What are microorganisms?
Microorganisms, as their name implies, are so small that they usually require a microscope to see.
The vast majority of microbes on the earth pose no real threat to humans, plants or animals; in fact they actually work alongside humans to make the world go round, aiding decomposition, decay and even helping us to digest our food. However, there are some microorganisms which negatively impact our lives, causing illness, bad odours and damaging products and surfaces. Some of the names we regularly hear in the media are Salmonella, E. coli, MRSA, malaria and bird flu (avian influenza).
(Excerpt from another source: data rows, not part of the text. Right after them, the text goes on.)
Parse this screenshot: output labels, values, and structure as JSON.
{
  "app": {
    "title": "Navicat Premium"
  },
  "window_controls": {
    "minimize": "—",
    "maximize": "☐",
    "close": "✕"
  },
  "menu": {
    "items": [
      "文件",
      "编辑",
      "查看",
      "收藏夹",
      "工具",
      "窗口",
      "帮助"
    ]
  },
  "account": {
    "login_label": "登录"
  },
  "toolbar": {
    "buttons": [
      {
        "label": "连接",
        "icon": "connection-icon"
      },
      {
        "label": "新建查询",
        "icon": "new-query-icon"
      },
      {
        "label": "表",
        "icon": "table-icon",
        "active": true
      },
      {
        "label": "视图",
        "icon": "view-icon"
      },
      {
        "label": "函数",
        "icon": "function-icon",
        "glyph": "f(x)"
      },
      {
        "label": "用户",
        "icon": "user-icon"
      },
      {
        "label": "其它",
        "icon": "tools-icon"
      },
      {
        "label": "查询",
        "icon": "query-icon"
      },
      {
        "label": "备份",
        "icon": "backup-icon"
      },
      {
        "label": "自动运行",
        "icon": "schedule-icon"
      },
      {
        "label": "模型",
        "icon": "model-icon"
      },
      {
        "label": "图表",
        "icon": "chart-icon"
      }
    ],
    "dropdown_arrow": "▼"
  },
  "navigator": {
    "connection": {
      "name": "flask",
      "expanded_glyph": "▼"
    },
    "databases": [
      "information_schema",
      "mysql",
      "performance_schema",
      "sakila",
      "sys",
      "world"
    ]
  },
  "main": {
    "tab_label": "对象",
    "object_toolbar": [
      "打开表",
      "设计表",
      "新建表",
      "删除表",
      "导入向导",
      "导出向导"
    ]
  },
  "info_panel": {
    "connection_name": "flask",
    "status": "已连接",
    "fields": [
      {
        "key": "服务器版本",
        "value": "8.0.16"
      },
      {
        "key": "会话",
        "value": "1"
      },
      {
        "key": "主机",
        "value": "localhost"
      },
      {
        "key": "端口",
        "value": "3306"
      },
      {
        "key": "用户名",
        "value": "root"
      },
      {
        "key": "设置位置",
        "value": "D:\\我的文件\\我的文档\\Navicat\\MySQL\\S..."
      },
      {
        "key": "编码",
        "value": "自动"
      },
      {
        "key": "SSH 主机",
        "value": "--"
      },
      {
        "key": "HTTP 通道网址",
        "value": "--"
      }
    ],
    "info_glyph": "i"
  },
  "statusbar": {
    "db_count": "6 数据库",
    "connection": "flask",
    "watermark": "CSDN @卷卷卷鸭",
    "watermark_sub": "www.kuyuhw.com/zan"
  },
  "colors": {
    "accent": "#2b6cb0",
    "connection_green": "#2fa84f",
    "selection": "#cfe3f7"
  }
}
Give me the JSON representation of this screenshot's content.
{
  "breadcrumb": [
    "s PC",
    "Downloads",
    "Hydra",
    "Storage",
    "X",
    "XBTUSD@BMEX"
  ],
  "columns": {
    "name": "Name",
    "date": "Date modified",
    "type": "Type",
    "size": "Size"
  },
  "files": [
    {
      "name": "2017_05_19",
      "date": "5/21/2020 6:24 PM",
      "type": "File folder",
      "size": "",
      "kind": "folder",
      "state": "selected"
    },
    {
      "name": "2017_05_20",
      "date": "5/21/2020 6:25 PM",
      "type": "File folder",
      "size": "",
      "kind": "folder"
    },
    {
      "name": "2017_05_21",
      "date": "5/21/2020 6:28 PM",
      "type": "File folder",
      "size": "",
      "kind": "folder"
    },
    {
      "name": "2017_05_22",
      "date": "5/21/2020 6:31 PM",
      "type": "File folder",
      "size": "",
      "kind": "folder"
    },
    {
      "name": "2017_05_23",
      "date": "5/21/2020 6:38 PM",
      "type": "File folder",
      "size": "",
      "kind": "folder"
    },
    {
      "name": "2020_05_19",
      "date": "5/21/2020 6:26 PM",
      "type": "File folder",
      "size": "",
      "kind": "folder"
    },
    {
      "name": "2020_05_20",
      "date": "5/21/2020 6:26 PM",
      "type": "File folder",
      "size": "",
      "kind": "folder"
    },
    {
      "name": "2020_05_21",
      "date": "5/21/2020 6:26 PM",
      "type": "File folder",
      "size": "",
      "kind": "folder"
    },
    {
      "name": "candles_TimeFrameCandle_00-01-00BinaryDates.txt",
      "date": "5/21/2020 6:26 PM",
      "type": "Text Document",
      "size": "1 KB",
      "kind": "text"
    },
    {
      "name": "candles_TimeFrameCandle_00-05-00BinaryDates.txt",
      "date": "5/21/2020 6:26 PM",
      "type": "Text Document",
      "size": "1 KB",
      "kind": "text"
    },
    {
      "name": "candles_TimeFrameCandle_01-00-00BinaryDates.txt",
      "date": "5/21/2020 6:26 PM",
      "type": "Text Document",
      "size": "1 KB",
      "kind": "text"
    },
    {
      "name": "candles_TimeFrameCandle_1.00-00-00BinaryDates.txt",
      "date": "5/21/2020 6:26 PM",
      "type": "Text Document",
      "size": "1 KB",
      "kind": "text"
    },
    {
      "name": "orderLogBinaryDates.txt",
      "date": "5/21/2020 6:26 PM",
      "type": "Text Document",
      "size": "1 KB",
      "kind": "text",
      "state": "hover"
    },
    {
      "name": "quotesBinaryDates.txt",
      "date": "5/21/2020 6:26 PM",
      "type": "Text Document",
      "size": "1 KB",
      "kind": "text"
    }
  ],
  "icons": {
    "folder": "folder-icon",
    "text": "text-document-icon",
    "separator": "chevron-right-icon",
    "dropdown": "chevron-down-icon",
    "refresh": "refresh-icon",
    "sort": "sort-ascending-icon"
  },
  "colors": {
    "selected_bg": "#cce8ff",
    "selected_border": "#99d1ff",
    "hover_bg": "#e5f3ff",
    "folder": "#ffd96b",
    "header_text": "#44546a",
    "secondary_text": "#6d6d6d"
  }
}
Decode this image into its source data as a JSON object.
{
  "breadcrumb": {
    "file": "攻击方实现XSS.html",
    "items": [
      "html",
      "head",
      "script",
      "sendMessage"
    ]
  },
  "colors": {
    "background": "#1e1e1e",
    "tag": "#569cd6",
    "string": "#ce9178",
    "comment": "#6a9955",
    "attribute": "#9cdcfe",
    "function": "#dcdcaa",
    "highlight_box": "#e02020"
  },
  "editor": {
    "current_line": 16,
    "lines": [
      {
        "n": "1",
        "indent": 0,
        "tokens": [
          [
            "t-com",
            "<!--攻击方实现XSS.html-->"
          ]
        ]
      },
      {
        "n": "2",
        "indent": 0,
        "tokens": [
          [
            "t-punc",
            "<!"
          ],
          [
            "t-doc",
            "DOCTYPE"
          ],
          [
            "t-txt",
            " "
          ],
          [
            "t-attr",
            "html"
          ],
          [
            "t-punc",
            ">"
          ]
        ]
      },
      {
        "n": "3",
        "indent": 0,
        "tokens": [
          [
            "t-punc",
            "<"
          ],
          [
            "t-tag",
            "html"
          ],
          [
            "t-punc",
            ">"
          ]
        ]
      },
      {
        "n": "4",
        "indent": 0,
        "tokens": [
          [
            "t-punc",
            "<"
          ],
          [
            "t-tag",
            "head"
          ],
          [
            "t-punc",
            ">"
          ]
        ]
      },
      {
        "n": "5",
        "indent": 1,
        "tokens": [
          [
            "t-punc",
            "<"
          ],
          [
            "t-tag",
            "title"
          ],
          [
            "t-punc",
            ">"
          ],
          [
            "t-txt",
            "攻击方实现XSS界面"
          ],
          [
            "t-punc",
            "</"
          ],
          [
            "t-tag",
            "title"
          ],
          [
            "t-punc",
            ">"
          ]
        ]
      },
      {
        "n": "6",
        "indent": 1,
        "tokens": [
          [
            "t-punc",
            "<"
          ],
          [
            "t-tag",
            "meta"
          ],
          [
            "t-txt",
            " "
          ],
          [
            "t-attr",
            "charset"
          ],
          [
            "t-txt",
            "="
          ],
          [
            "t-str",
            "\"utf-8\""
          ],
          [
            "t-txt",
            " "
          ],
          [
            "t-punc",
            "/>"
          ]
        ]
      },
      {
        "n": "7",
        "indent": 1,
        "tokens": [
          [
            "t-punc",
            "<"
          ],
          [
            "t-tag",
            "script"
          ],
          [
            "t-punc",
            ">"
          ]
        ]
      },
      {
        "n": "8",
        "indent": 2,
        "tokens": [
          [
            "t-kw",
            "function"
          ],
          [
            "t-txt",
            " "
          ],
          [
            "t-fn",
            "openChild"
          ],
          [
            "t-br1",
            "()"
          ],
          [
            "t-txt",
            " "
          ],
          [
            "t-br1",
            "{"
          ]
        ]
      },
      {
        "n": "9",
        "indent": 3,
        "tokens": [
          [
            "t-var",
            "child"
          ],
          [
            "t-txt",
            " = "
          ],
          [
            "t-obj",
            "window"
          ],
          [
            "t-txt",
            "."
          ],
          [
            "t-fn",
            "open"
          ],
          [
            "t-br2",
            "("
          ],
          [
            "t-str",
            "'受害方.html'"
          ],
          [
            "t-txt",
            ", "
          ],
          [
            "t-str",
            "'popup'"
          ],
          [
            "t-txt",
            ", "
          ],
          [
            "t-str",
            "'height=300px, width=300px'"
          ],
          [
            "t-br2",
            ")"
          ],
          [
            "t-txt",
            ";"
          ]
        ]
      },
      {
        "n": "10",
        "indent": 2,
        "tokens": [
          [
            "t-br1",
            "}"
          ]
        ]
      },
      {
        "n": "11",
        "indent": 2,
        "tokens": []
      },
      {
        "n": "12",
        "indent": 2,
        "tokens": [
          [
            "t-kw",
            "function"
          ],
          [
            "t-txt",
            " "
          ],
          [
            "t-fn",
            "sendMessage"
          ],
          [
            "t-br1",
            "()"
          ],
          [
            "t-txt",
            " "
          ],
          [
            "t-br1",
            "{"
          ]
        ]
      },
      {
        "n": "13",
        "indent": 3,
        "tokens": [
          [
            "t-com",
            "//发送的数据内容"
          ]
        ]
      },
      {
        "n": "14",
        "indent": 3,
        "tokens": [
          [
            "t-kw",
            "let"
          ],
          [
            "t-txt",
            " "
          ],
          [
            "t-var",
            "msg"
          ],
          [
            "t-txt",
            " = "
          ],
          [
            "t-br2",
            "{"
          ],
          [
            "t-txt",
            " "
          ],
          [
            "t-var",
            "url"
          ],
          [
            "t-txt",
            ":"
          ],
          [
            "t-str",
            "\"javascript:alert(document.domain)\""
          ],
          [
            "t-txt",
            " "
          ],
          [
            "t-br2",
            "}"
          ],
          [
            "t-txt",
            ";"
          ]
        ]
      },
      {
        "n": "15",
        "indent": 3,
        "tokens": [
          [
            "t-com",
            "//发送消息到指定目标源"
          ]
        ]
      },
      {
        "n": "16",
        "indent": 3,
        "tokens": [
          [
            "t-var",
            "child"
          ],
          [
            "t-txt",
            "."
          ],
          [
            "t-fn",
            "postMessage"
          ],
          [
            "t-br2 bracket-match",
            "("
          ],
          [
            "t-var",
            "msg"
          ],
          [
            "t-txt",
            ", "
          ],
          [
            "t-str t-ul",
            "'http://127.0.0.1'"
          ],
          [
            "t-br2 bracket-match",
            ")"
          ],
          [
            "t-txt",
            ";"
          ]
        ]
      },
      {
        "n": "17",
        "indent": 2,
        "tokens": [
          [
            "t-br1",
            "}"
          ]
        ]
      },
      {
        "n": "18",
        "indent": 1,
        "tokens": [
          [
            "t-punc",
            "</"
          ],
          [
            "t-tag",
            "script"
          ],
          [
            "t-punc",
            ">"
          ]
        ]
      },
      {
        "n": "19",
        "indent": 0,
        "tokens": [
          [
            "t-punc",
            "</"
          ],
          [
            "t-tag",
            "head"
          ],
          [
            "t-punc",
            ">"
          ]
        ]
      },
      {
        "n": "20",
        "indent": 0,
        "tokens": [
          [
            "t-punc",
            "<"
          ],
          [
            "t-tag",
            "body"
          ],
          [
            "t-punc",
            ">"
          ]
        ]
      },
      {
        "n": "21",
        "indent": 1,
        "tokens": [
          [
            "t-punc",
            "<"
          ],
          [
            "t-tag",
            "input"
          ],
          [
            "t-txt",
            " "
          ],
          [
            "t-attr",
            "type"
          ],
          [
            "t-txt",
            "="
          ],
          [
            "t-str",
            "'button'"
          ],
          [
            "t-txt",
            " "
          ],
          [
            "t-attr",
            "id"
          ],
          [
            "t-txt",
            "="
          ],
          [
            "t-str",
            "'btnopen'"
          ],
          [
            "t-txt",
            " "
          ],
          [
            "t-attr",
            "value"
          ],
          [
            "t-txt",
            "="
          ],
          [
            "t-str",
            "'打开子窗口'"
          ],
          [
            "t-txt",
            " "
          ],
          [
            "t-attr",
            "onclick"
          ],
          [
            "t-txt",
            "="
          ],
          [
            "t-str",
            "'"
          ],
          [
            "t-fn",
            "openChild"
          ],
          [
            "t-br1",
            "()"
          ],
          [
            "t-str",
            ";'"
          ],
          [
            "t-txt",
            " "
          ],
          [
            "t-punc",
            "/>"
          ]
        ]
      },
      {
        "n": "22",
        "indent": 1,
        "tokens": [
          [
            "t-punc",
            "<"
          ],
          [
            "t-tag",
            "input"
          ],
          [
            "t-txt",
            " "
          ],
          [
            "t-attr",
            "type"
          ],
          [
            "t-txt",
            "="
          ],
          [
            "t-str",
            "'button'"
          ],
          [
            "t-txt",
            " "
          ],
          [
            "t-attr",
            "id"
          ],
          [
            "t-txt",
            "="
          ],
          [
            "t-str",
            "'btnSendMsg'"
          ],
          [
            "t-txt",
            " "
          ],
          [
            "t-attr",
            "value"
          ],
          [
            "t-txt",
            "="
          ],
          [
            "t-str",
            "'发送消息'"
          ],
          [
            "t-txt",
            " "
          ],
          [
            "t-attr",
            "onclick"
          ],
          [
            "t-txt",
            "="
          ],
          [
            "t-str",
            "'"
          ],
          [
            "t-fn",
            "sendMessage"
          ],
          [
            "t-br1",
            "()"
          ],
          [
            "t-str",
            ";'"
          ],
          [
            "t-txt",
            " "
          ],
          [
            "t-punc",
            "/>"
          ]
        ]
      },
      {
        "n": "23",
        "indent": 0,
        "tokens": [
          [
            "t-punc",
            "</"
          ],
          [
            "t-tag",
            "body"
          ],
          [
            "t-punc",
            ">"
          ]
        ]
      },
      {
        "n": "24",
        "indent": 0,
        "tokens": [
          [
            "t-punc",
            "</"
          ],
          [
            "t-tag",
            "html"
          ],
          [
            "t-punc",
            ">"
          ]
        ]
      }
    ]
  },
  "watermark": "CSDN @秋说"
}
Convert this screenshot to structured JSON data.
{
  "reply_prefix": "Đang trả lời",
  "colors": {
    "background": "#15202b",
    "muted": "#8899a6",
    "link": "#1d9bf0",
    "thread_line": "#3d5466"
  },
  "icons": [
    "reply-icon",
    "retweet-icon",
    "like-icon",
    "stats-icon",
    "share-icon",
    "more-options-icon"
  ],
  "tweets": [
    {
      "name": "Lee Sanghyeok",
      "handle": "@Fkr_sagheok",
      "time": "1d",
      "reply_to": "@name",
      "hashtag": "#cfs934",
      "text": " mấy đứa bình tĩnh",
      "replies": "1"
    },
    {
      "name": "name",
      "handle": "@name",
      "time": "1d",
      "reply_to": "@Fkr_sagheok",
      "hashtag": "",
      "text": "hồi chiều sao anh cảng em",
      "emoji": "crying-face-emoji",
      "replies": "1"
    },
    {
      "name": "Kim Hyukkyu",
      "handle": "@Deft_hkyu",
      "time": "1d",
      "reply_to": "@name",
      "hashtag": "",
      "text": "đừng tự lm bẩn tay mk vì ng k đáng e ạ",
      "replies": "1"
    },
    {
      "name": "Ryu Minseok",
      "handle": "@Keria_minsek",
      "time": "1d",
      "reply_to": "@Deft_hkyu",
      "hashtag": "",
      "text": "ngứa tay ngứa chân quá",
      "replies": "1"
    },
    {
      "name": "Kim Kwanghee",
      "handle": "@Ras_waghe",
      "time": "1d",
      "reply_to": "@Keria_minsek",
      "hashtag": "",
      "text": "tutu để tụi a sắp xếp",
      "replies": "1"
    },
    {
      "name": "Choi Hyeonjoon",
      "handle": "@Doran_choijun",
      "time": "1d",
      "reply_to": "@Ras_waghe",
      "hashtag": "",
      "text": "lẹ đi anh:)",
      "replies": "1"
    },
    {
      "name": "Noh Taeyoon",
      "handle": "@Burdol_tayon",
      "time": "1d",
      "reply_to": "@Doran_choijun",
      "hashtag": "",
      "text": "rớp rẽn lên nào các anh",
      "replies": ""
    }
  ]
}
The major divisions within microorganisms
Bacteria, perhaps the most well-known microorganism, are a member of the prokaryotes; they have no nucleus within the cell and contain no organelles (specialised cellular ‘organs’). Within bacteria there are two classes; Gram-positive bacteria, which possess a thick peptidoglycan layer and no outer lipid membrane, and Gram-negative bacteria that have a very thin peptidoglycan layer with an outer lipid membrane composed of lipopolysaccharides.
Bacteria are extremely diverse and in terms of number are by far the most successful organism on Earth. Many microflora bacteria can live harmlessly within the human body, often aiding bodily functions such as digestion. In fact there are more bacterial cells within the human body than humans cells, albeit much smaller in size.
Bacteria, of all the ‘living’ microorganisms, cause the most problems in terms of disease in humans, despite only relatively few bacteria being dangerous.
Fungi are eukaryotes which means they have a defined nucleus and organelles. The cells are larger than prokaryotes such as bacteria. Fungal colonies can be visible to the human eye once they have achieved a certain level of growth, for example mould on bread. Fungi can be split into three main groups, 1) moulds which display thread-like (filamentous) growth and multicellular structures, 2) yeasts which are typically non-filamentous and can be single celled and 3) mushrooms which possess a fruiting body for production of spores.
Fungi can be problematic for the immunocompromised and contain significant pathogens which can cause disease in plants. However, we also recognise organisms from this group from widespread use in the food industry, for production of beer and other foodstuffs, and some fungi can be used for the production of antibiotics.
Viruses are considered by many experts to not be living organisms although this is still a controversial topic amongst scientists. They essentially consist of nucleic acid (DNA or RNA,) and a protein coat. A virion (a virus particle) requires a host cell in order to replicate. Within the human anatomy a virus enters a human cell and hijacks it, using the cell’s biochemistry to replicate.
In many cases the immune system detects the presence of the virus and takes action leaving us with the symptoms of a common cold or influenza. Some viruses can cause permanent and irreversible damage to cells, for example HIV.
Algae are a more difficult to define group of organisms, containing both prokaryotes and eukaryotes by some definitions. Unlike other microorganisms, algae are typically photosynthesisers and are generally found in marine environments. Confusingly, cyanobacteria are most commonly referred to as ‘blue-green algae’, however they are in fact prokaryotic bacteria and not algae. They are an ancient group of photosynthetic bacteria, and the name blue-green algae is due to their relation to the chloroplast only in eukaryotic algae. There are other groups such as Archaea and Protozoa which are generally less well known.